Autumn temps are perfect for outdoor activities
Happinesses are just things called Joes:
Unnecessary plurals continue to infest American discourse, as in "For decades, fights over the provenance and treatment of human bones have played out across the nation. Yet new federal protections could mean that the vast majority of the remains of an estimated 160,000 American Indians held by universities, museums and federal government agencies ... likely will soon be transferred to tribes."
Protection makes the point quite sufficiently, and more gracefully, than protections. "Give the s a rest," as Dickens said, or might have, before we get to "provenances and treatments."
Excessive pluralization has been underway for some years now.
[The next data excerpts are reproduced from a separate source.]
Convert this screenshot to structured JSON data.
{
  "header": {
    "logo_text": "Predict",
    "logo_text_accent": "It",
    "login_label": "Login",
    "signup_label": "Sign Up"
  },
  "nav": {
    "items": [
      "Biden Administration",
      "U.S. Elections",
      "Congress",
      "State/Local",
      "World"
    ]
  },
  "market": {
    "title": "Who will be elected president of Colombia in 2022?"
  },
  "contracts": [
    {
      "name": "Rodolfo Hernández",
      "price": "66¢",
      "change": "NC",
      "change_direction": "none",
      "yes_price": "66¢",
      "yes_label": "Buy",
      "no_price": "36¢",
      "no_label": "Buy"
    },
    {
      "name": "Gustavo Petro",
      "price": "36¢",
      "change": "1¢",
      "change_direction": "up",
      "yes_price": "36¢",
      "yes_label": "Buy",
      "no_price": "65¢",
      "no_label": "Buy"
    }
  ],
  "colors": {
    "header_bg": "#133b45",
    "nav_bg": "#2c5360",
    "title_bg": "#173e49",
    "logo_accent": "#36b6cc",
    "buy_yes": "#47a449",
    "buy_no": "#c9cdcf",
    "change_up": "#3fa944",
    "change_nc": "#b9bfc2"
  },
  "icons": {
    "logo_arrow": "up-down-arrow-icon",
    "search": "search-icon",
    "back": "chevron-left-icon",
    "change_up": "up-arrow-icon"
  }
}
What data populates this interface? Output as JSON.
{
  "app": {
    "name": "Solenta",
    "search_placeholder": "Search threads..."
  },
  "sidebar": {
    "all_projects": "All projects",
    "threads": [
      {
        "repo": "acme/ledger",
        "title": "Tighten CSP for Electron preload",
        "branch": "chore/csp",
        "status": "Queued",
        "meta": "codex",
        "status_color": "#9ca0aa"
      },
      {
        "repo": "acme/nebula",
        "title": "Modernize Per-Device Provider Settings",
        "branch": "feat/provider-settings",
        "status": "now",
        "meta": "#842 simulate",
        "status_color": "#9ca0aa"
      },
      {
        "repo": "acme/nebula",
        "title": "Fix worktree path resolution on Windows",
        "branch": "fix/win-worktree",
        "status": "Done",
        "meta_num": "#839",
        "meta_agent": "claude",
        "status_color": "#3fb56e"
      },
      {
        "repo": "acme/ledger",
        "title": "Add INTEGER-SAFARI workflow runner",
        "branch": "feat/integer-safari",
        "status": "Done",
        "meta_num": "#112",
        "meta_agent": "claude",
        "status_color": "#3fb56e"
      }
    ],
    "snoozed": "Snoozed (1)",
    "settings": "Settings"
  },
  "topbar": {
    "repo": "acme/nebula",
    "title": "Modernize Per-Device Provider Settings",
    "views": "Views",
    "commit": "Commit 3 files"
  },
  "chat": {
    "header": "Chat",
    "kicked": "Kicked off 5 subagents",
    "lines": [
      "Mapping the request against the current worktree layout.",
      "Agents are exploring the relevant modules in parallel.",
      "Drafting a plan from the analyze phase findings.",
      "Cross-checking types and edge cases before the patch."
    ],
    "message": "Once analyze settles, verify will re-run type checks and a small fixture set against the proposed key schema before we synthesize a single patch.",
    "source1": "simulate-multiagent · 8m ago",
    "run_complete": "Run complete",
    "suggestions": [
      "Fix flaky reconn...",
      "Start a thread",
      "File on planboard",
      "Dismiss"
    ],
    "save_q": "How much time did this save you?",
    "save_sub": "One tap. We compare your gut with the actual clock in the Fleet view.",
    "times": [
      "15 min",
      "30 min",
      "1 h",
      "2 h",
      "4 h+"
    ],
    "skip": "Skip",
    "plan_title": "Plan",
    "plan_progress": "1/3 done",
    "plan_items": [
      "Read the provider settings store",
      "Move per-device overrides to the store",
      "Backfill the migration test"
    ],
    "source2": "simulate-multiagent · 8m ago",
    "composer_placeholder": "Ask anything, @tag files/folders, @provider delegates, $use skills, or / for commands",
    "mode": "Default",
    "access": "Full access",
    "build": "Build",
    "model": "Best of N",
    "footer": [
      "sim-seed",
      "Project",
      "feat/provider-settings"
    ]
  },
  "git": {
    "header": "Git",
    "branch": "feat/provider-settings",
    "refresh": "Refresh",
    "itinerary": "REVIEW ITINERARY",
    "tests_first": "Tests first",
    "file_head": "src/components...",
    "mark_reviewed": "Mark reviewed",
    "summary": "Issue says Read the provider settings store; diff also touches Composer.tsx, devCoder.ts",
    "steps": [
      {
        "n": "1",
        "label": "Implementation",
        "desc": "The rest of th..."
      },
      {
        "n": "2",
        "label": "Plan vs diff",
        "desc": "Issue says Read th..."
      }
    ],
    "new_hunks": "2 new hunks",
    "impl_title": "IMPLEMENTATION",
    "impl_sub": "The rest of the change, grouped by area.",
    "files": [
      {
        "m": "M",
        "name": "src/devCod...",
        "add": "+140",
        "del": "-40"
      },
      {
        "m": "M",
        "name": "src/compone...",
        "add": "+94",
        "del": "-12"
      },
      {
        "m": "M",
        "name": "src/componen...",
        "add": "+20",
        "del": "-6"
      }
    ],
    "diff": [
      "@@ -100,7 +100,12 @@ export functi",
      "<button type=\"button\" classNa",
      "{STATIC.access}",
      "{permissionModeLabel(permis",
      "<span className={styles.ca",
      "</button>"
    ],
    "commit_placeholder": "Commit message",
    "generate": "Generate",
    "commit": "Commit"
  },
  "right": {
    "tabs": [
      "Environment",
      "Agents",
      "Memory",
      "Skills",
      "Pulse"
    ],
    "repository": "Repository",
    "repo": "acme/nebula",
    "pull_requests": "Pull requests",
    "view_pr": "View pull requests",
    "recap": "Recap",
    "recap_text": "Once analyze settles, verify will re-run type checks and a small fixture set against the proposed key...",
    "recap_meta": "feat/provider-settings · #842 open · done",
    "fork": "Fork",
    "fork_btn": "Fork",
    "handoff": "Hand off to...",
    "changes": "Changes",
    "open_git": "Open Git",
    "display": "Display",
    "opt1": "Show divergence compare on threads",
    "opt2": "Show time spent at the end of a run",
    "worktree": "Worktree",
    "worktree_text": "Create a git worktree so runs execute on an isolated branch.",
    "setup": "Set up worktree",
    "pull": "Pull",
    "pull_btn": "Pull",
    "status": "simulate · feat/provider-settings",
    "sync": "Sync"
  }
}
Damage was one of the early victims. "The house suffered severe damage from the high wind," became "The house suffered severe damages ..., " the writer apparently feeling a need to explain to us that "this window pane was blown out, and that window pane, and another one over there." But there is no need; it's all damage.
Then, pop-psychologists began talking about behaviors instead of the long-accepted behavior. "See, he picked up the gun and then he fired the gun. That's two behaviors."
The fad spilled over onto the sports page. Extra s's were called up from the minor leagues, in order to turn "Yankee slugger Slam Bamm" into "Yankees slugger ..." Razorback spirit became Razorbacks spirit, though no one could enunciate it properly.
I asked the plurals czar if he could cut us some slack. He said no.
An editor who spoke of a publication's need "to incent our audience" was confronted after the weekly staff meeting. Such talk as that, he was told, will incense the literate members of his audience. Incentive is a word; incent is not. Repentant, he said he must have picked it up from the marketing department. Luckily, we caught it in time; the wall of separation between editorial and advertising was not breached.
"Known in Texas as Perry's Svengali, Leininger made a fortune selling hospital beds." Studies have shown that Texans don't know Svengali from by golly. Leininger is more widely known as Rick Perry's "boss" or "owner."